A Polícia Civil quer entender se Alexandre foi jogado ou se ele se jogou para fugir das agressões. Quatro homens, com idades entre 22 e 24 anos, foram presos por tortura, com agravante de cárcere privado e resultado morte. 

Seis pessoas moravam no apartamento: a namorada da vítima, os quatro suspeitos e um homem que denunciou o caso após a chegada da polícia.

O CRIME

Segundo o delegado Miguel Chibani, Alexandre estava visitando a namorada e, por volta das 22h30 de quinta-feira (13), foi confrontado, com uma faca, pelos quatro suspeitos, que acreditavam que ele tinha furtado uma câmera fotográfica avaliada em R$ 12 mil.

Em seguida, conforme o delegado, Alexandre foi trancado em um dos cômodos do apartamento, teve os pés e mãos amarrados com um cabo de extensão e passou a ser agredido.

Segundo Chibani, os suspeitos forçaram Alexandre a ingerir dois comprimidos de uma medicação que causa irresponsividade. "Ele foi agredido mediante chute, soco, tapa no rosto, foi ameaçado de morte, houve o relato de que um deles dizia que eles iam retalhar o corpo... Ele acabou falando a respeito do furto e admitiu.

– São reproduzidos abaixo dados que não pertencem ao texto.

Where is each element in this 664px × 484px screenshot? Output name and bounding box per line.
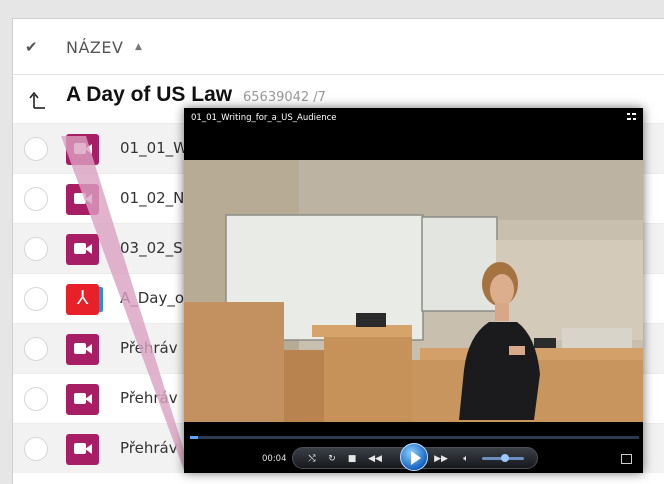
row-select-radio[interactable] [24,387,48,411]
file-name[interactable]: A_Day_o [120,289,184,307]
video-file-icon [66,184,99,215]
seek-bar[interactable] [190,436,639,439]
row-select-radio[interactable] [24,337,48,361]
file-name[interactable]: Přehráv [120,339,178,357]
player-title: 01_01_Writing_for_a_US_Audience [191,113,337,123]
row-select-radio[interactable] [24,437,48,461]
file-name[interactable]: Přehráv [120,439,178,457]
row-select-radio[interactable] [24,287,48,311]
row-select-radio[interactable] [24,137,48,161]
video-file-icon [66,234,99,265]
elapsed-time: 00:04 [262,454,287,464]
repeat-icon[interactable]: ↻ [325,452,339,466]
video-file-icon [66,334,99,365]
volume-icon[interactable]: 🔈︎ [459,452,473,466]
column-name-header[interactable]: NÁZEV [66,38,123,57]
video-frame[interactable] [184,160,643,422]
select-all-checkmark-icon[interactable]: ✔ [25,38,38,56]
fast-forward-icon[interactable]: ▶▶ [434,452,448,466]
shuffle-icon[interactable]: ⤭ [305,452,319,466]
player-controls: 00:04 ⤭ ↻ ■ ◀◀ ▶▶ 🔈︎ [184,432,643,473]
rewind-icon[interactable]: ◀◀ [368,452,382,466]
go-up-icon[interactable] [29,90,47,110]
sort-ascending-icon[interactable]: ▲ [135,42,142,52]
fullscreen-icon[interactable] [621,454,632,464]
file-name[interactable]: Přehráv [120,389,178,407]
video-player-window[interactable]: 01_01_Writing_for_a_US_Audience 00:04 ⤭ … [184,108,643,473]
stop-icon[interactable]: ■ [345,452,359,466]
folder-title: A Day of US Law [66,83,233,106]
row-select-radio[interactable] [24,187,48,211]
file-name[interactable]: 03_02_S [120,239,183,257]
file-name[interactable]: 01_02_N [120,189,184,207]
list-header: ✔ NÁZEV ▲ [13,19,664,75]
video-file-icon [66,434,99,465]
row-select-radio[interactable] [24,237,48,261]
folder-meta: 65639042 /7 [243,90,326,105]
player-menu-icon[interactable] [627,112,637,122]
video-file-icon [66,134,99,165]
video-file-icon [66,384,99,415]
play-button[interactable] [400,443,428,471]
pdf-file-icon: ⅄ [66,284,103,315]
seek-progress [190,436,198,439]
volume-slider[interactable] [482,454,524,462]
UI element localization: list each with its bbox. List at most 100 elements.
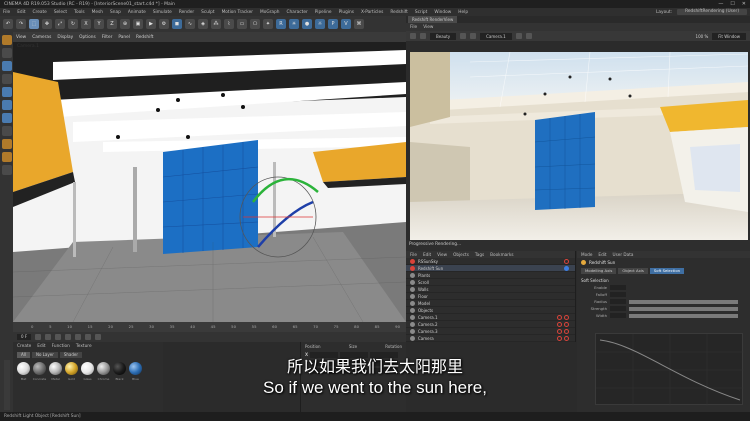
redshift-light-icon[interactable]: ☀ <box>289 19 299 29</box>
viewport-menu-cameras[interactable]: Cameras <box>32 35 51 40</box>
material-menu-create[interactable]: Create <box>17 344 31 349</box>
viewport-menu-display[interactable]: Display <box>57 35 73 40</box>
axis-mode-icon[interactable] <box>1 126 12 136</box>
tag-icon[interactable] <box>564 328 569 334</box>
subdivision-icon[interactable]: ◈ <box>198 19 208 29</box>
attr-prop-slider[interactable] <box>629 306 738 311</box>
redshift-proxy-icon[interactable]: P <box>328 19 338 29</box>
lock-icon[interactable] <box>470 33 477 39</box>
tag-icon[interactable] <box>557 321 562 327</box>
menu-animate[interactable]: Animate <box>128 10 146 15</box>
camera-icon[interactable]: ⎔ <box>250 19 260 29</box>
minimize-button[interactable]: — <box>718 1 723 7</box>
attr-prop-field[interactable] <box>610 292 626 297</box>
menu-pipeline[interactable]: Pipeline <box>315 10 332 15</box>
bucket-icon[interactable] <box>525 33 532 39</box>
menu-motion-tracker[interactable]: Motion Tracker <box>222 10 253 15</box>
fit-dropdown[interactable]: Fit Window <box>712 32 746 40</box>
rotate-icon[interactable]: ↻ <box>68 19 78 29</box>
object-row[interactable]: Model <box>406 300 575 307</box>
attr-tab-object-axis[interactable]: Object Axis <box>618 268 648 274</box>
object-row[interactable]: Plants <box>406 272 575 279</box>
attr-prop-field[interactable] <box>610 313 626 318</box>
deformer-icon[interactable]: ⌇ <box>224 19 234 29</box>
redshift-material-icon[interactable]: ● <box>302 19 312 29</box>
polygons-mode-icon[interactable] <box>1 113 12 123</box>
edges-mode-icon[interactable] <box>1 100 12 110</box>
menu-x-particles[interactable]: X-Particles <box>361 10 383 15</box>
editor-viewport[interactable]: Camera.1 <box>13 42 406 322</box>
tag-icon[interactable] <box>564 335 569 341</box>
attr-prop-slider[interactable] <box>629 299 738 304</box>
y-axis-icon[interactable]: Y <box>94 19 104 29</box>
menu-script[interactable]: Script <box>415 10 427 15</box>
menu-sculpt[interactable]: Sculpt <box>201 10 214 15</box>
model-mode-icon[interactable] <box>1 48 12 58</box>
previous-key-icon[interactable] <box>45 334 52 340</box>
timeline[interactable]: 0 5 10 15 20 25 30 35 40 45 50 55 60 65 … <box>13 322 406 332</box>
live-selection-icon[interactable]: ⬚ <box>29 19 39 29</box>
snapshot-icon[interactable] <box>460 33 467 39</box>
object-row[interactable]: Floor <box>406 293 575 300</box>
coordinate-system-icon[interactable]: ⊕ <box>120 19 130 29</box>
material-menu-edit[interactable]: Edit <box>37 344 45 349</box>
obj-menu-objects[interactable]: Objects <box>453 252 469 257</box>
texture-mode-icon[interactable] <box>1 61 12 71</box>
make-editable-icon[interactable] <box>1 35 12 45</box>
layout-dropdown[interactable]: RedshiftRendering (User) <box>677 9 747 15</box>
material-menu-function[interactable]: Function <box>52 344 70 349</box>
attr-tab-modelling-axis[interactable]: Modelling Axis <box>581 268 617 274</box>
go-to-start-icon[interactable] <box>35 334 42 340</box>
viewport-menu-redshift[interactable]: Redshift <box>136 35 153 40</box>
next-key-icon[interactable] <box>65 334 72 340</box>
lock-workplane-icon[interactable] <box>1 152 12 162</box>
menu-redshift[interactable]: Redshift <box>390 10 407 15</box>
render-icon[interactable]: ▶ <box>146 19 156 29</box>
record-icon[interactable] <box>85 334 92 340</box>
viewport-menu-options[interactable]: Options <box>79 35 96 40</box>
render-view-tab[interactable]: Redshift RenderView <box>408 16 458 23</box>
menu-help[interactable]: Help <box>458 10 468 15</box>
obj-menu-bookmarks[interactable]: Bookmarks <box>490 252 513 257</box>
menu-snap[interactable]: Snap <box>110 10 121 15</box>
workplane-icon[interactable] <box>1 74 12 84</box>
move-icon[interactable]: ✥ <box>42 19 52 29</box>
menu-render[interactable]: Render <box>179 10 194 15</box>
obj-menu-file[interactable]: File <box>410 252 417 257</box>
x-axis-icon[interactable]: X <box>81 19 91 29</box>
tag-icon[interactable] <box>564 321 569 327</box>
z-axis-icon[interactable]: Z <box>107 19 117 29</box>
current-frame-field[interactable]: 0 F <box>17 334 32 340</box>
undo-icon[interactable]: ↶ <box>3 19 13 29</box>
menu-mograph[interactable]: MoGraph <box>260 10 280 15</box>
obj-menu-view[interactable]: View <box>437 252 447 257</box>
viewport-menu-view[interactable]: View <box>16 35 26 40</box>
object-row[interactable]: Camera <box>406 335 575 342</box>
floor-icon[interactable]: ▭ <box>237 19 247 29</box>
close-button[interactable]: ✕ <box>742 1 746 7</box>
attr-menu-user-data[interactable]: User Data <box>613 252 634 257</box>
tag-icon[interactable] <box>557 314 562 320</box>
object-row[interactable]: Camera.2 <box>406 321 575 328</box>
tag-icon[interactable] <box>564 265 569 271</box>
render-view-image[interactable] <box>410 52 748 240</box>
attr-prop-field[interactable] <box>610 285 626 290</box>
scale-icon[interactable]: ⤢ <box>55 19 65 29</box>
attr-tab-soft-selection[interactable]: Soft Selection <box>649 268 685 274</box>
attr-menu-edit[interactable]: Edit <box>598 252 606 257</box>
viewport-menu-panel[interactable]: Panel <box>118 35 130 40</box>
cube-icon[interactable]: ◼ <box>172 19 182 29</box>
script-icon[interactable]: ⌘ <box>354 19 364 29</box>
spline-icon[interactable]: ∿ <box>185 19 195 29</box>
obj-menu-tags[interactable]: Tags <box>475 252 484 257</box>
menu-character[interactable]: Character <box>287 10 308 15</box>
render-stop-icon[interactable] <box>420 33 426 39</box>
tag-icon[interactable] <box>564 258 569 264</box>
redo-icon[interactable]: ↷ <box>16 19 26 29</box>
attr-prop-field[interactable] <box>610 299 626 304</box>
render-start-icon[interactable] <box>410 33 416 39</box>
render-settings-icon[interactable]: ⚙ <box>159 19 169 29</box>
menu-select[interactable]: Select <box>54 10 67 15</box>
menu-window[interactable]: Window <box>434 10 451 15</box>
menu-plugins[interactable]: Plugins <box>339 10 354 15</box>
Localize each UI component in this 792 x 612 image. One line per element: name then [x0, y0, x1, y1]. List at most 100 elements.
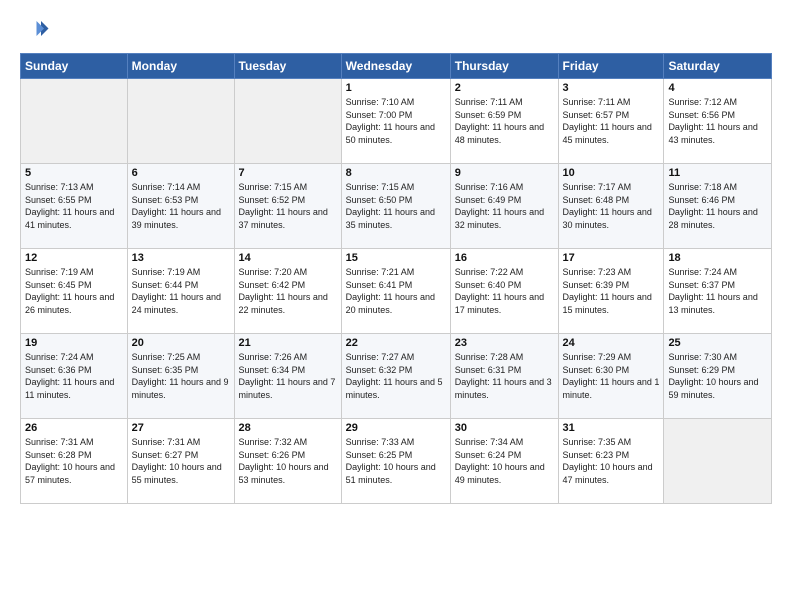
calendar-cell: 1 Sunrise: 7:10 AM Sunset: 7:00 PM Daylig…	[341, 79, 450, 164]
day-info: Sunrise: 7:30 AM Sunset: 6:29 PM Dayligh…	[668, 351, 767, 401]
calendar-cell: 4 Sunrise: 7:12 AM Sunset: 6:56 PM Daylig…	[664, 79, 772, 164]
day-info: Sunrise: 7:11 AM Sunset: 6:59 PM Dayligh…	[455, 96, 554, 146]
day-number: 17	[563, 252, 660, 264]
calendar-cell: 27 Sunrise: 7:31 AM Sunset: 6:27 PM Dayli…	[127, 419, 234, 504]
day-number: 14	[239, 252, 337, 264]
day-info: Sunrise: 7:24 AM Sunset: 6:36 PM Dayligh…	[25, 351, 123, 401]
page: SundayMondayTuesdayWednesdayThursdayFrid…	[0, 0, 792, 612]
day-number: 22	[346, 337, 446, 349]
day-info: Sunrise: 7:22 AM Sunset: 6:40 PM Dayligh…	[455, 266, 554, 316]
calendar-week-row: 19 Sunrise: 7:24 AM Sunset: 6:36 PM Dayli…	[21, 334, 772, 419]
calendar-cell	[664, 419, 772, 504]
weekday-header: Friday	[558, 54, 664, 79]
weekday-header: Sunday	[21, 54, 128, 79]
day-info: Sunrise: 7:32 AM Sunset: 6:26 PM Dayligh…	[239, 436, 337, 486]
calendar-cell: 6 Sunrise: 7:14 AM Sunset: 6:53 PM Daylig…	[127, 164, 234, 249]
day-number: 25	[668, 337, 767, 349]
day-number: 8	[346, 167, 446, 179]
calendar-cell: 29Sunrise: 7:33 AM Sunset: 6:25 PM Dayli…	[341, 419, 450, 504]
day-info: Sunrise: 7:21 AM Sunset: 6:41 PM Dayligh…	[346, 266, 446, 316]
day-info: Sunrise: 7:35 AM Sunset: 6:23 PM Dayligh…	[563, 436, 660, 486]
calendar-week-row: 12Sunrise: 7:19 AM Sunset: 6:45 PM Dayli…	[21, 249, 772, 334]
day-info: Sunrise: 7:26 AM Sunset: 6:34 PM Dayligh…	[239, 351, 337, 401]
day-number: 26	[25, 422, 123, 434]
day-number: 23	[455, 337, 554, 349]
calendar-cell: 10 Sunrise: 7:17 AM Sunset: 6:48 PM Dayli…	[558, 164, 664, 249]
weekday-header-row: SundayMondayTuesdayWednesdayThursdayFrid…	[21, 54, 772, 79]
day-info: Sunrise: 7:33 AM Sunset: 6:25 PM Dayligh…	[346, 436, 446, 486]
calendar-cell: 11 Sunrise: 7:18 AM Sunset: 6:46 PM Dayli…	[664, 164, 772, 249]
calendar-cell	[21, 79, 128, 164]
calendar-cell: 30Sunrise: 7:34 AM Sunset: 6:24 PM Dayli…	[450, 419, 558, 504]
day-info: Sunrise: 7:17 AM Sunset: 6:48 PM Dayligh…	[563, 181, 660, 231]
day-number: 2	[455, 82, 554, 94]
day-info: Sunrise: 7:12 AM Sunset: 6:56 PM Dayligh…	[668, 96, 767, 146]
logo-icon	[20, 15, 50, 45]
day-info: Sunrise: 7:15 AM Sunset: 6:52 PM Dayligh…	[239, 181, 337, 231]
calendar-cell: 15 Sunrise: 7:21 AM Sunset: 6:41 PM Dayli…	[341, 249, 450, 334]
weekday-header: Tuesday	[234, 54, 341, 79]
day-info: Sunrise: 7:18 AM Sunset: 6:46 PM Dayligh…	[668, 181, 767, 231]
day-info: Sunrise: 7:28 AM Sunset: 6:31 PM Dayligh…	[455, 351, 554, 401]
calendar-cell: 12Sunrise: 7:19 AM Sunset: 6:45 PM Dayli…	[21, 249, 128, 334]
calendar-cell: 13Sunrise: 7:19 AM Sunset: 6:44 PM Dayli…	[127, 249, 234, 334]
calendar-week-row: 26Sunrise: 7:31 AM Sunset: 6:28 PM Dayli…	[21, 419, 772, 504]
calendar-cell: 20 Sunrise: 7:25 AM Sunset: 6:35 PM Dayli…	[127, 334, 234, 419]
day-number: 27	[132, 422, 230, 434]
calendar-week-row: 1 Sunrise: 7:10 AM Sunset: 7:00 PM Daylig…	[21, 79, 772, 164]
day-number: 9	[455, 167, 554, 179]
calendar-week-row: 5 Sunrise: 7:13 AM Sunset: 6:55 PM Daylig…	[21, 164, 772, 249]
day-info: Sunrise: 7:25 AM Sunset: 6:35 PM Dayligh…	[132, 351, 230, 401]
calendar-cell: 8 Sunrise: 7:15 AM Sunset: 6:50 PM Daylig…	[341, 164, 450, 249]
calendar-table: SundayMondayTuesdayWednesdayThursdayFrid…	[20, 53, 772, 504]
day-number: 1	[346, 82, 446, 94]
day-number: 7	[239, 167, 337, 179]
day-info: Sunrise: 7:19 AM Sunset: 6:44 PM Dayligh…	[132, 266, 230, 316]
day-info: Sunrise: 7:11 AM Sunset: 6:57 PM Dayligh…	[563, 96, 660, 146]
calendar-cell	[127, 79, 234, 164]
calendar-cell: 2 Sunrise: 7:11 AM Sunset: 6:59 PM Daylig…	[450, 79, 558, 164]
calendar-cell: 7 Sunrise: 7:15 AM Sunset: 6:52 PM Daylig…	[234, 164, 341, 249]
calendar-cell: 26Sunrise: 7:31 AM Sunset: 6:28 PM Dayli…	[21, 419, 128, 504]
calendar-cell: 9Sunrise: 7:16 AM Sunset: 6:49 PM Daylig…	[450, 164, 558, 249]
calendar-cell: 28 Sunrise: 7:32 AM Sunset: 6:26 PM Dayli…	[234, 419, 341, 504]
calendar-cell: 16 Sunrise: 7:22 AM Sunset: 6:40 PM Dayli…	[450, 249, 558, 334]
calendar-cell: 5 Sunrise: 7:13 AM Sunset: 6:55 PM Daylig…	[21, 164, 128, 249]
day-info: Sunrise: 7:10 AM Sunset: 7:00 PM Dayligh…	[346, 96, 446, 146]
day-number: 6	[132, 167, 230, 179]
day-info: Sunrise: 7:15 AM Sunset: 6:50 PM Dayligh…	[346, 181, 446, 231]
calendar-cell: 17Sunrise: 7:23 AM Sunset: 6:39 PM Dayli…	[558, 249, 664, 334]
calendar-cell: 23 Sunrise: 7:28 AM Sunset: 6:31 PM Dayli…	[450, 334, 558, 419]
day-number: 12	[25, 252, 123, 264]
day-number: 11	[668, 167, 767, 179]
day-number: 18	[668, 252, 767, 264]
day-number: 5	[25, 167, 123, 179]
day-number: 31	[563, 422, 660, 434]
day-number: 24	[563, 337, 660, 349]
calendar-cell	[234, 79, 341, 164]
day-number: 4	[668, 82, 767, 94]
calendar-cell: 22Sunrise: 7:27 AM Sunset: 6:32 PM Dayli…	[341, 334, 450, 419]
day-info: Sunrise: 7:31 AM Sunset: 6:27 PM Dayligh…	[132, 436, 230, 486]
day-number: 21	[239, 337, 337, 349]
weekday-header: Wednesday	[341, 54, 450, 79]
day-info: Sunrise: 7:13 AM Sunset: 6:55 PM Dayligh…	[25, 181, 123, 231]
day-number: 16	[455, 252, 554, 264]
calendar-cell: 19 Sunrise: 7:24 AM Sunset: 6:36 PM Dayli…	[21, 334, 128, 419]
calendar-cell: 18 Sunrise: 7:24 AM Sunset: 6:37 PM Dayli…	[664, 249, 772, 334]
day-info: Sunrise: 7:29 AM Sunset: 6:30 PM Dayligh…	[563, 351, 660, 401]
header	[20, 15, 772, 45]
calendar-cell: 3 Sunrise: 7:11 AM Sunset: 6:57 PM Daylig…	[558, 79, 664, 164]
day-number: 20	[132, 337, 230, 349]
day-number: 19	[25, 337, 123, 349]
day-number: 30	[455, 422, 554, 434]
day-number: 10	[563, 167, 660, 179]
day-number: 15	[346, 252, 446, 264]
day-number: 3	[563, 82, 660, 94]
day-info: Sunrise: 7:24 AM Sunset: 6:37 PM Dayligh…	[668, 266, 767, 316]
calendar-cell: 14Sunrise: 7:20 AM Sunset: 6:42 PM Dayli…	[234, 249, 341, 334]
day-number: 28	[239, 422, 337, 434]
calendar-cell: 25 Sunrise: 7:30 AM Sunset: 6:29 PM Dayli…	[664, 334, 772, 419]
calendar-cell: 21 Sunrise: 7:26 AM Sunset: 6:34 PM Dayli…	[234, 334, 341, 419]
day-info: Sunrise: 7:14 AM Sunset: 6:53 PM Dayligh…	[132, 181, 230, 231]
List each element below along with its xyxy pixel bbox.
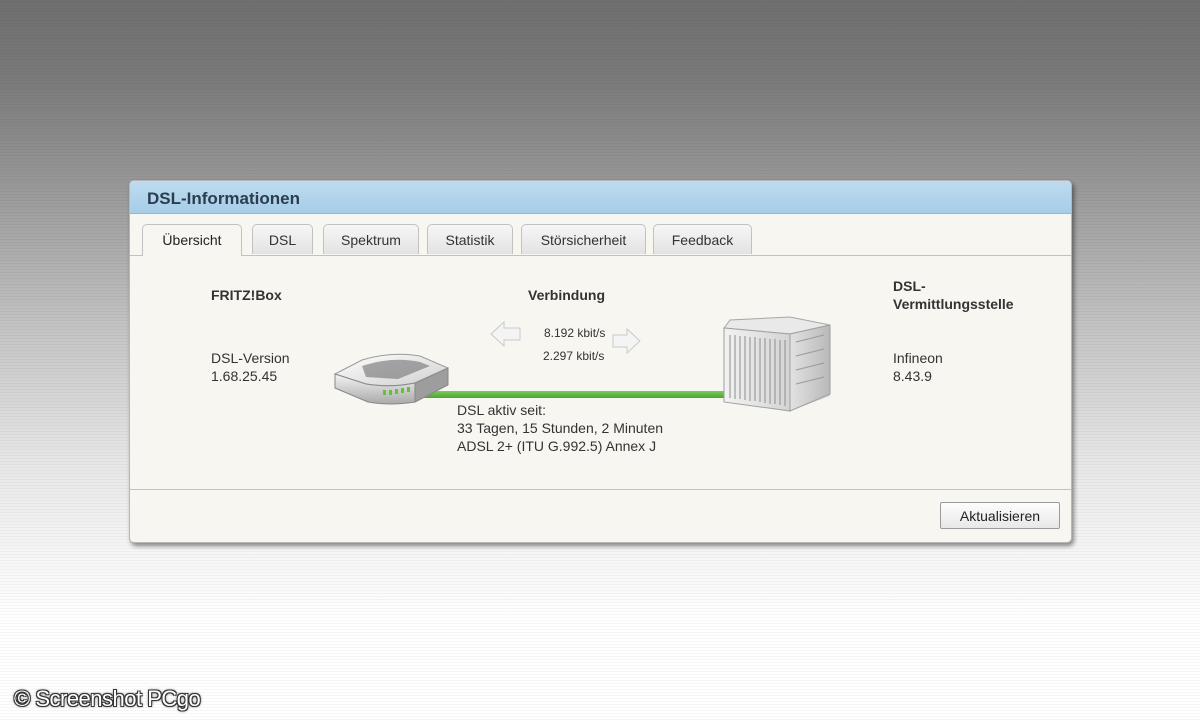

A vítima do furto, que no caso é coautora dessa tortura, acabou ainda na madrugada se deslocando e conseguiu conversar com o comprador da câmera, que já tinha se desfeito dela em troca de um celular e de uma quantia em dinheiro", detalha Chibani.

Conforme o delegado, foram cerca de quatro horas de sucessivos ataques contra a vítima.